Terry Alan J
Division of Mathematics, University of Dundee, Dundee, Scotland, UK.
J Math Biol. 2010 Dec;61(6):843-75. doi: 10.1007/s00285-009-0325-0. Epub 2010 Jan 20.
We consider a model for a creature inhabiting two patches between which migration may occur. The creature is assumed to have a life cycle with two stages, namely juvenile and adult, giving rise to a delay differential system. The creature could represent an insect crop pest whilst the patches could represent neighbouring farms. Given that it is common to control crop pests by adult impulsive culling, we impose an adult impulsive culling regime on each patch. We find conditions on the regimes such that the pest will be eradicated on both patches simultaneously. The regime on one patch is assumed to be independent of the regime on the other patch to reflect the possibility that the patches represent farms with different owners where each owner has autonomy in their pest control decisions. In the special case where the birth functions on both patches are of an Allee type, we calculate explicit finite upper bounds for the number of culls needed on each patch to guarantee eradication.
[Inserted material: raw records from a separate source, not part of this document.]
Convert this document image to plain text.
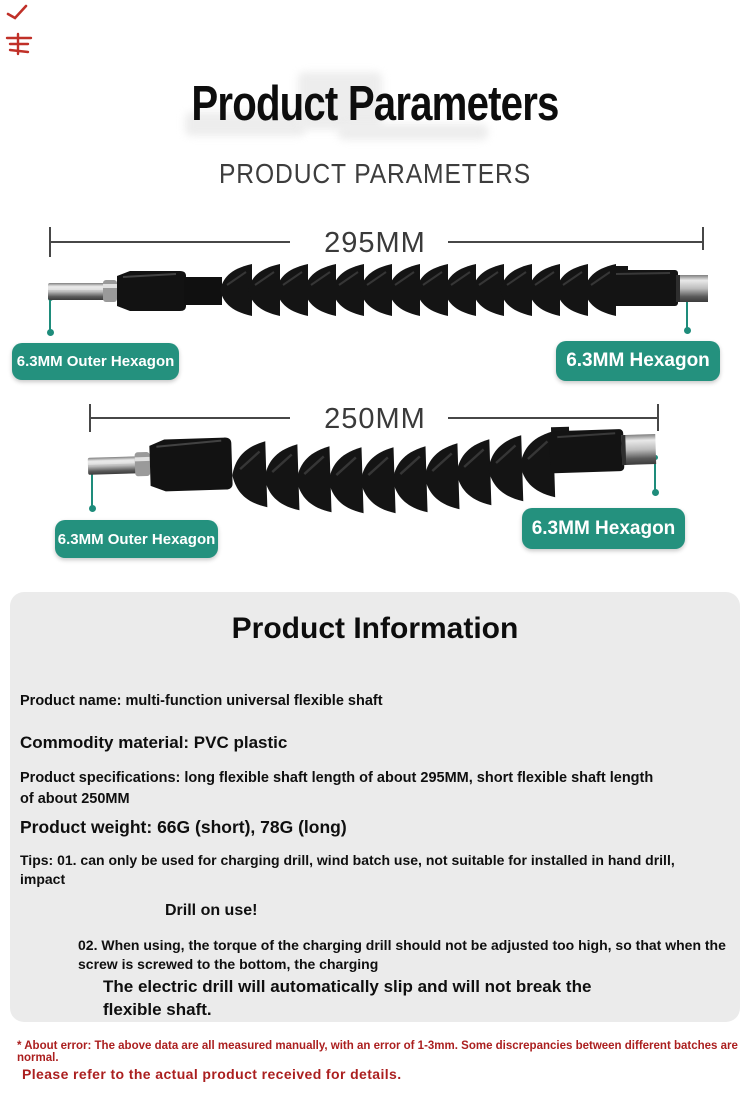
Product Parameters
PRODUCT PARAMETERS
295MM
6.3MM Outer Hexagon	6.3MM Hexagon
250MM
6.3MM Outer Hexagon
6.3MM Hexagon
Product Information
Product name: multi-function universal flexible shaft
Commodity material: PVC plastic
Product specifications: long flexible shaft length of about 295MM, short flexible shaft length of about 250MM
Product weight: 66G (short), 78G (long)
Tips: 01. can only be used for charging drill, wind batch use, not suitable for installed in hand drill, impact
Drill on use!
02. When using, the torque of the charging drill should not be adjusted too high, so that when the screw is screwed to the bottom, the charging
The electric drill will automatically slip and will not break the flexible shaft.
* About error: The above data are all measured manually, with an error of 1-3mm. Some discrepancies between different batches are normal.
Please refer to the actual product received for details.
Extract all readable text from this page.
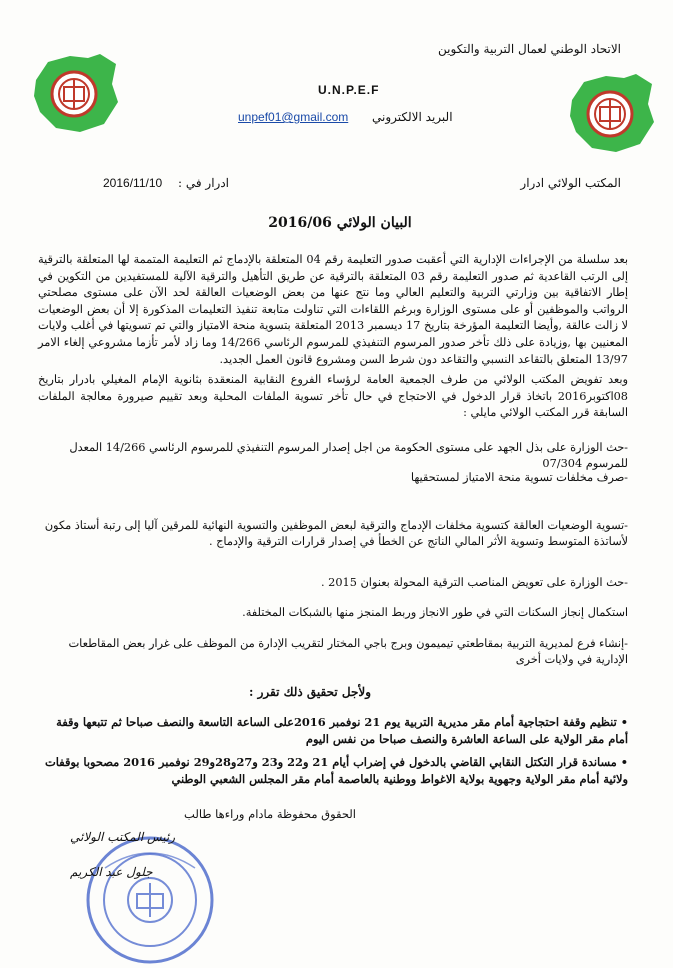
الاتحاد الوطني لعمال التربية والتكوين
U.N.P.E.F
البريد الالكتروني
unpef01@gmail.com
ادرار في :
2016/11/10	المكتب الولائي ادرار
البيان الولائي 2016/06

بعد سلسلة من الإجراءات الإدارية التي أعقبت صدور التعليمة رقم 04 المتعلقة بالإدماج ثم التعليمة المتممة لها المتعلقة بالترقية إلى الرتب القاعدية ثم صدور التعليمة رقم 03 المتعلقة بالترقية عن طريق التأهيل والترقية الآلية للمستفيدين من التكوين في إطار الاتفاقية بين وزارتي التربية والتعليم العالي وما نتج عنها من بعض الوضعيات العالقة لحد الآن على مستوى مصلحتي الرواتب والموظفين أو على مستوى الوزارة وبرغم اللقاءات التي تناولت متابعة تنفيذ التعليمات المذكورة إلا أن بعض الوضعيات لا زالت عالقة ,وأيضا التعليمة المؤرخة بتاريخ 17 ديسمبر 2013 المتعلقة بتسوية منحة الامتياز والتي تم تسويتها في أغلب ولايات المعنيين بها ,وزيادة على ذلك تأخر صدور المرسوم التنفيذي للمرسوم الرئاسي 14/266 وما زاد لأمر تأزما مشروعي إلغاء الامر 13/97 المتعلق بالتقاعد النسبي والتقاعد دون شرط السن ومشروع قانون العمل الجديد.

وبعد تفويض المكتب الولائي من طرف الجمعية العامة لرؤساء الفروع النقابية المنعقدة بثانوية الإمام المغيلي بادرار بتاريخ 08اكتوبر2016 باتخاذ قرار الدخول في الاحتجاج في حال تأخر تسوية الملفات المحلية وبعد تقييم صيرورة معالجة الملفات السابقة قرر المكتب الولائي مايلي :

-حث الوزارة على بذل الجهد على مستوى الحكومة من اجل إصدار المرسوم التنفيذي للمرسوم الرئاسي 14/266 المعدل للمرسوم 07/304
-صرف مخلفات تسوية منحة الامتياز لمستحقيها
-تسوية الوضعيات العالقة كتسوية مخلفات الإدماج والترقية لبعض الموظفين والتسوية النهائية للمرقين آليا إلى رتبة أستاذ مكون لأساتذة المتوسط وتسوية الأثر المالي الناتج عن الخطأ في إصدار قرارات الترقية والإدماج .
-حث الوزارة على تعويض المناصب الترقية المحولة بعنوان 2015 .
استكمال إنجاز السكنات التي في طور الانجاز وربط المنجز منها بالشبكات المختلفة.
-إنشاء فرع لمديرية التربية بمقاطعتي تيميمون وبرج باجي المختار لتقريب الإدارة من الموظف على غرار بعض المقاطعات الإدارية في ولايات أخرى
ولأجل تحقيق ذلك تقرر :
• تنظيم وقفة احتجاجية أمام مقر مديرية التربية يوم 21 نوفمبر 2016على الساعة التاسعة والنصف صباحا ثم تتبعها وقفة أمام مقر الولاية على الساعة العاشرة والنصف صباحا من نفس اليوم
• مساندة قرار التكتل النقابي القاضي بالدخول في إضراب أيام 21 و22 و23 و27و28و29 نوفمبر 2016 مصحوبا بوقفات ولائية أمام مقر الولاية وجهوية بولاية الاغواط ووطنية بالعاصمة أمام مقر المجلس الشعبي الوطني
الحقوق محفوظة مادام وراءها طالب
رئيس المكتب الولائي
جلول عبد الكريم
Simulations corroborate our theoretical results.
我们考虑一个关于栖息在两个斑块之间且可能发生迁移的生物的模型。假设该生物具有一个包含两个阶段(即幼年和成年)的生命周期,由此产生一个时滞微分系统。该生物可以代表一种昆虫农作物害虫,而斑块可以代表相邻的农场。鉴于通过成年期脉冲捕杀来控制农作物害虫很常见,我们在每个斑块上施加成年期脉冲捕杀机制。我们找到了这些机制的条件,使得害虫能在两个斑块上同时被根除。假设一个斑块上的机制与另一个斑块上的机制相互独立,以反映斑块代表不同所有者的农场,且每个所有者在其害虫控制决策上具有自主权这种可能性。在两个斑块上的出生函数均为阿利效应类型的特殊情况下,我们计算出每个斑块上为保证根除所需捕杀次数的明确有限上界。模拟结果证实了我们的理论结果。